I flicked around my BlackBerry, while my New Best Friend, the shoe salesman, was bag hunting. The BlackBerry was still a bit of a mystery to me. I’d got into enough trouble with just a mobile, without being able to respond to work emails whilst out and about. Out and about meaning drunk. Before I could cast it back into the bottom of my (very jealous to be surrounded by all these younger Miu Mius) handbag, it started to buzz in my hand.
‘Hello?’ I answered automatically.
‘Angela, it’s James.’
Oh, James. Bugger. I’d been so distracted by the prettiness, for fifteen minutes I’d managed to forget all about everything.
‘Angela, are you there?’
‘I am.’ I waved manically at Jenny. I couldn’t do this alone. Even in eight-hundred-dollar sandals. Especially in eight-hundred-dollar sandals.
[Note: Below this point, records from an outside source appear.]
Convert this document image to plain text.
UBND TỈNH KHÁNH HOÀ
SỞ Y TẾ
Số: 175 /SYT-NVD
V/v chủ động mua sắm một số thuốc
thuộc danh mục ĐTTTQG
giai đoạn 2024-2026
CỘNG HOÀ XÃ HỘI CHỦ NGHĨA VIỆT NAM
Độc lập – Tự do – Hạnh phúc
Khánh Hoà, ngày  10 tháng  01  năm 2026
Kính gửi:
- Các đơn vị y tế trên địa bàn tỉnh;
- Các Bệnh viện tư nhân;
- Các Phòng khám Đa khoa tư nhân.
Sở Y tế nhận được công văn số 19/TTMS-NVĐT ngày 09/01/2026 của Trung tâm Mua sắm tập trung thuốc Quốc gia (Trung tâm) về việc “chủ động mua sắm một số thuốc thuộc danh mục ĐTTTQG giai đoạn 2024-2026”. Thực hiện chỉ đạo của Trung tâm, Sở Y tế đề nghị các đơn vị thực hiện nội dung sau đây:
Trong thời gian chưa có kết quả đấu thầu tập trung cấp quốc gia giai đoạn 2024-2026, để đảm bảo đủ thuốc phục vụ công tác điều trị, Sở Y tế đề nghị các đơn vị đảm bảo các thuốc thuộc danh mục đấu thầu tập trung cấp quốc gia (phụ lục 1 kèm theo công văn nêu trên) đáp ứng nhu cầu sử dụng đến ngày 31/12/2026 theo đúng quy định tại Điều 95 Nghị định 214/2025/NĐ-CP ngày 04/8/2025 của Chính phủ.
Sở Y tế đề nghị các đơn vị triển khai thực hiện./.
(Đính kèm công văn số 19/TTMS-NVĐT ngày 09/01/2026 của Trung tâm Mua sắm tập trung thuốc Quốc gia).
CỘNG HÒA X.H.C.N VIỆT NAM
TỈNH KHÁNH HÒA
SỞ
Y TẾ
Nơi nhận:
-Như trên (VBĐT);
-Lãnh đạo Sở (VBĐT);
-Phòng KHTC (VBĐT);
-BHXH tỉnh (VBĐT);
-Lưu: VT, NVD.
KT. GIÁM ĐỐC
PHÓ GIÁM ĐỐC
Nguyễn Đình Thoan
‘I wanted to say I’m so sorry about the photos. Blake is trying to get them taken down right now.’ He sounded genuinely worried. But then he was an actor. ‘Are you OK? And we’ve spoken to the magazine. It’ll all be fine.’
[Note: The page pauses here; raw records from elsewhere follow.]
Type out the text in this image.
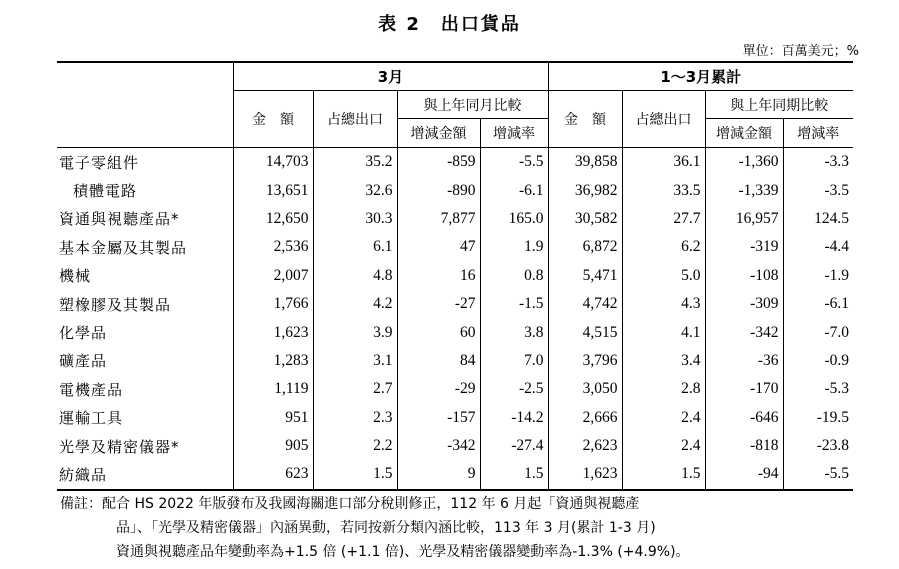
表 2　出口貨品
單位：百萬美元；%
	3月				1～3月累計			
	金　額	占總出口	與上年同月比較		金　額	占總出口	與上年同期比較	
			增減金額	增減率			增減金額	增減率
電子零組件	14,703	35.2	-859	-5.5	39,858	36.1	-1,360	-3.3
積體電路	13,651	32.6	-890	-6.1	36,982	33.5	-1,339	-3.5
資通與視聽產品*	12,650	30.3	7,877	165.0	30,582	27.7	16,957	124.5
基本金屬及其製品	2,536	6.1	47	1.9	6,872	6.2	-319	-4.4
機械	2,007	4.8	16	0.8	5,471	5.0	-108	-1.9
塑橡膠及其製品	1,766	4.2	-27	-1.5	4,742	4.3	-309	-6.1
化學品	1,623	3.9	60	3.8	4,515	4.1	-342	-7.0
礦產品	1,283	3.1	84	7.0	3,796	3.4	-36	-0.9
電機產品	1,119	2.7	-29	-2.5	3,050	2.8	-170	-5.3
運輸工具	951	2.3	-157	-14.2	2,666	2.4	-646	-19.5
光學及精密儀器*	905	2.2	-342	-27.4	2,623	2.4	-818	-23.8
紡織品	623	1.5	9	1.5	1,623	1.5	-94	-5.5
備註：配合 HS 2022 年版發布及我國海關進口部分稅則修正，112 年 6 月起「資通與視聽產
品」、「光學及精密儀器」內涵異動，若同按新分類內涵比較，113 年 3 月(累計 1-3 月)
資通與視聽產品年變動率為+1.5 倍 (+1.1 倍)、光學及精密儀器變動率為-1.3% (+4.9%)。
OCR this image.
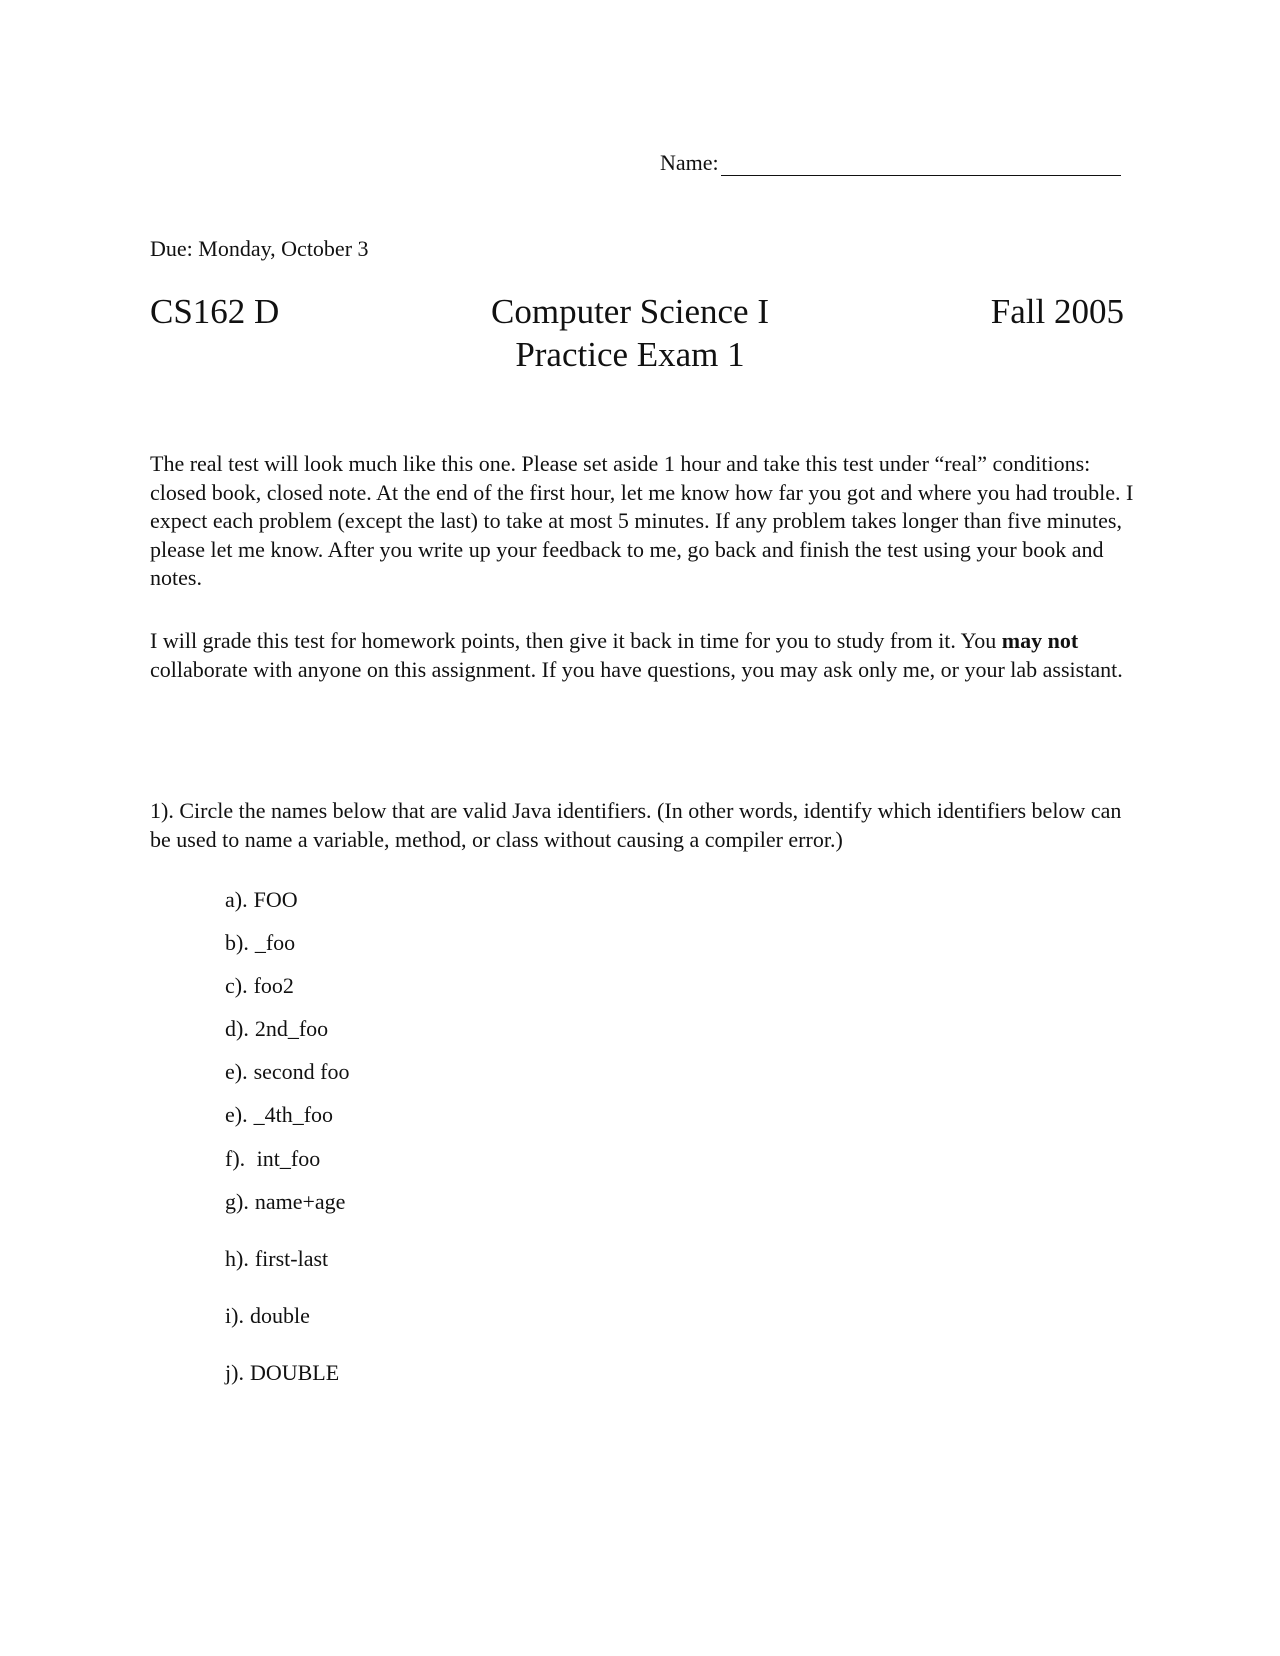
Name:
Due: Monday, October 3
CS162 D	Computer Science I
Practice Exam 1
Fall 2005
The real test will look much like this one. Please set aside 1 hour and take this test under “real” conditions: closed book, closed note. At the end of the first hour, let me know how far you got and where you had trouble. I expect each problem (except the last) to take at most 5 minutes. If any problem takes longer than five minutes, please let me know. After you write up your feedback to me, go back and finish the test using your book and notes.
I will grade this test for homework points, then give it back in time for you to study from it. You may not collaborate with anyone on this assignment. If you have questions, you may ask only me, or your lab assistant.
1). Circle the names below that are valid Java identifiers. (In other words, identify which identifiers below can be used to name a variable, method, or class without causing a compiler error.)
a). FOO
b). _foo
c). foo2
d). 2nd_foo
e). second foo
e). _4th_foo
f). int_foo
g). name+age
h). first-last
i). double
j). DOUBLE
‘Well, it was a bit of a shock—’ But before I could finish, Jenny snatched the phone out of my hand and sprinted down the shop.
‘James? Jenny,’ I heard her begin before she vanished out of hearing range. I fumbled with the teeny tiny buckles on my sandals but apparently they had been crafted by elves and my lumbering sausage fingers (swollen from the LA heat, surely?) couldn’t unfasten them quickly enough.
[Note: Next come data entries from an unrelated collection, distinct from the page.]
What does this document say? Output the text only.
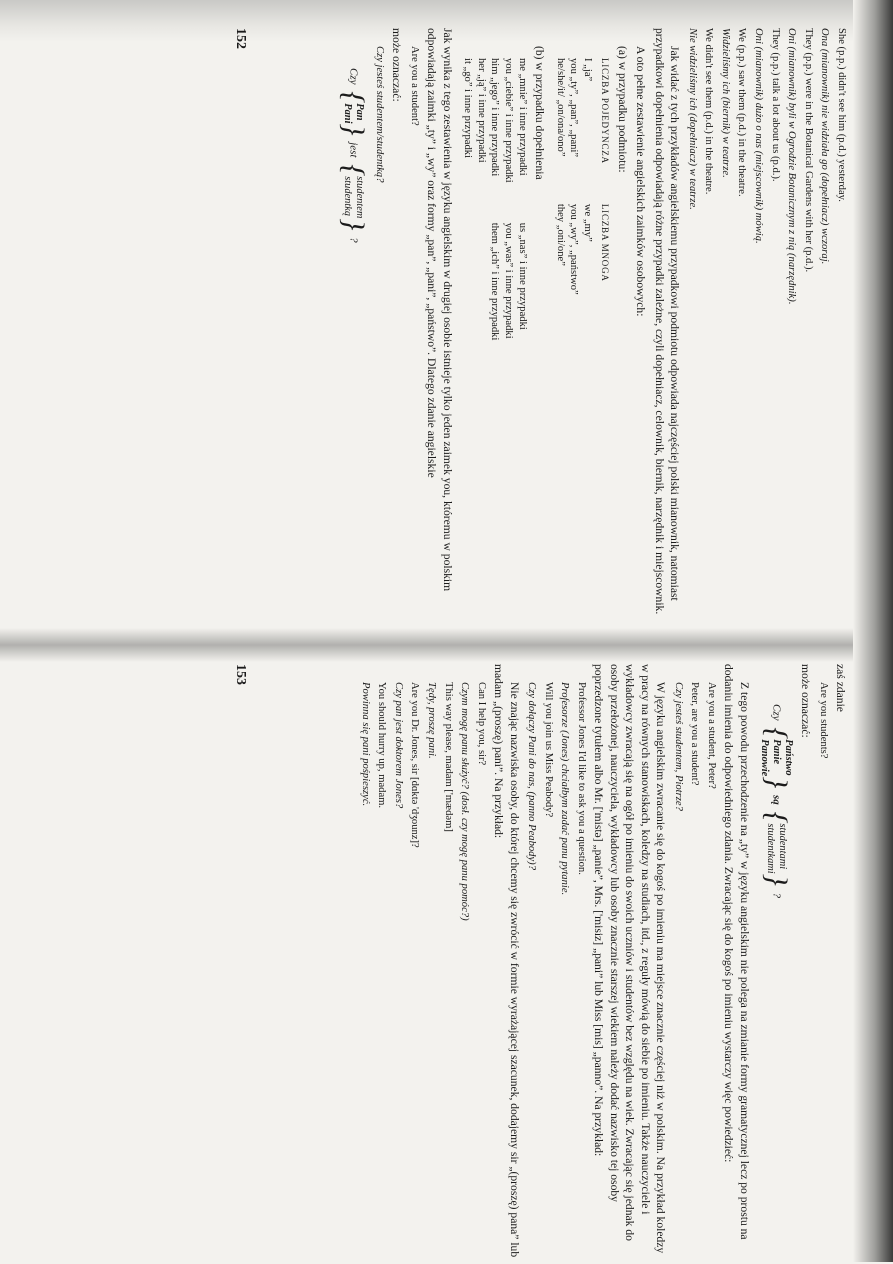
She (p.p.) didn't see him (p.d.) yesterday.

Ona (mianownik) nie widziała go (dopełniacz) wczoraj.

They (p.p.) were in the Botanical Gardens with her (p.d.).

Oni (mianownik) byli w Ogrodzie Botanicznym z nią (narzędnik).

They (p.p.) talk a lot about us (p.d.).

Oni (mianownik) dużo o nas (miejscownik) mówią.

We (p.p.) saw them (p.d.) in the theatre.

Widzieliśmy ich (biernik) w teatrze.

We didn't see them (p.d.) in the theatre.

Nie widzieliśmy ich (dopełniacz) w teatrze.

Jak widać z tych przykładów angielskiemu przypadkowi podmiotu odpowiada najczęściej polski mianownik, natomiast przypadkowi dopełnienia odpowiadają różne przypadki zależne, czyli dopełniacz, celownik, biernik, narzędnik i miejscownik.

A oto pełne zestawienie angielskich zaimków osobowych:

(a) w przypadku podmiotu:

LICZBA POJEDYNCZA
I „ja”
you „ty”, „pan”, „pani”
he/she/it/ „on/ona/ono”
LICZBA MNOGA
we „my”
you „wy”, „państwo”
they „oni/one”

(b) w przypadku dopełnienia

me „mnie” i inne przypadki
you „ciebie” i inne przypadki
him „jego” i inne przypadki
her „ją” i inne przypadki
it „go” i inne przypadki
us „nas” i inne przypadki
you „was” i inne przypadki
them „ich” i inne przypadki

Jak wynika z tego zestawienia w języku angielskim w drugiej osobie istnieje tylko jeden zaimek you, któremu w polskim odpowiadają zaimki „ty” i „wy” oraz formy „pan”, „pani”, „państwo”. Dlatego zdanie angielskie

Are you a student?

może oznaczać:

Czy jesteś studentem/studentką?

Czy
{
Pan
Pani
}
jest
{
studentem
studentką
}
?
152

zaś zdanie

Are you students?

może oznaczać:

Czy
{
Państwo
Panie
Panowie
}
są
{
studentami
studentkami
}
?

Z tego powodu przechodzenie na „ty” w języku angielskim nie polega na zmianie formy gramatycznej lecz po prostu na dodaniu imienia do odpowiedniego zdania. Zwracając się do kogoś po imieniu wystarczy więc powiedzieć:

Are you a student, Peter?

Peter, are you a student?

Czy jesteś studentem, Piotrze?

W języku angielskim zwracanie się do kogoś po imieniu ma miejsce znacznie częściej niż w polskim. Na przykład koledzy w pracy na równych stanowiskach, koledzy na studiach, itd., z reguły mówią do siebie po imieniu. Także nauczyciele i wykładowcy zwracają się na ogół po imieniu do swoich uczniów i studentów bez względu na wiek. Zwracając się jednak do osoby przełożonej, nauczyciela, wykładowcy lub osoby znacznie starszej wiekiem należy dodać nazwisko tej osoby poprzedzone tytułem albo Mr. ['mistə] „panie”, Mrs. ['misiz] „pani” lub Miss [mis] „panno”. Na przykład:

Professor Jones I'd like to ask you a question.

Profesorze (Jones) chciałbym zadać panu pytanie.

Will you join us Miss Peabody?

Czy dołączy Pani do nas, (panno Peabody)?

Nie znając nazwiska osoby, do której chcemy się zwrócić w formie wyrażającej szacunek, dodajemy sir „(proszę) pana” lub madam „(proszę) pani”. Na przykład:

Can I help you, sir?

Czym mogę panu służyć? (dosł. czy mogę panu pomóc?)

This way please, madam ['mædəm]

Tędy, proszę pani.

Are you Dr. Jones, sir [dɑktə 'dʒounz]?

Czy pan jest doktorem Jones?

You should hurry up, madam.

Powinna się pani pośpieszyć.

153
‘I don’t know, she’s kind of messed up,’ she said, slinking back up the store. ‘But I’m trying to take care of her. We’re shopping.’
‘Jenny,’ I hissed, ‘give me the bloody phone.’
‘We’re in Miu Miu,’ she winked, holding me at arm’s length. ‘Yes, I think she’d love that. OK, I’ll put you on to someone.’
By the time I’d found my way out of the shoes, my BlackBerry was in the hands of my lovely sales assistant who had returned holding something long and disarmingly sparkly. ‘But of course Mr Jacobs,’ he gushed, hanging up and giving me the phone. And the pretty sparkly thing. I felt like a kitten with a pingpong ball. BlackBerry or shiny bag. BlackBerry or shiny bag.
‘What was that all about?’ I asked Jenny, unable to take my eyes off the bag. It was long and slender and round, like a pencil case I’d had in Year Eight. But, unlike the pencil case I’d had in Year Eight, it had a tiny five-hundred-dollar price tag, hidden discreetly inside the beautiful lining, and was covered in glittering, golden iridescent sparkles. Oh, and a little leather strap to slip around my wrist so that I would never, ever, ever lose it. Even in my sleep. ‘Jenny?’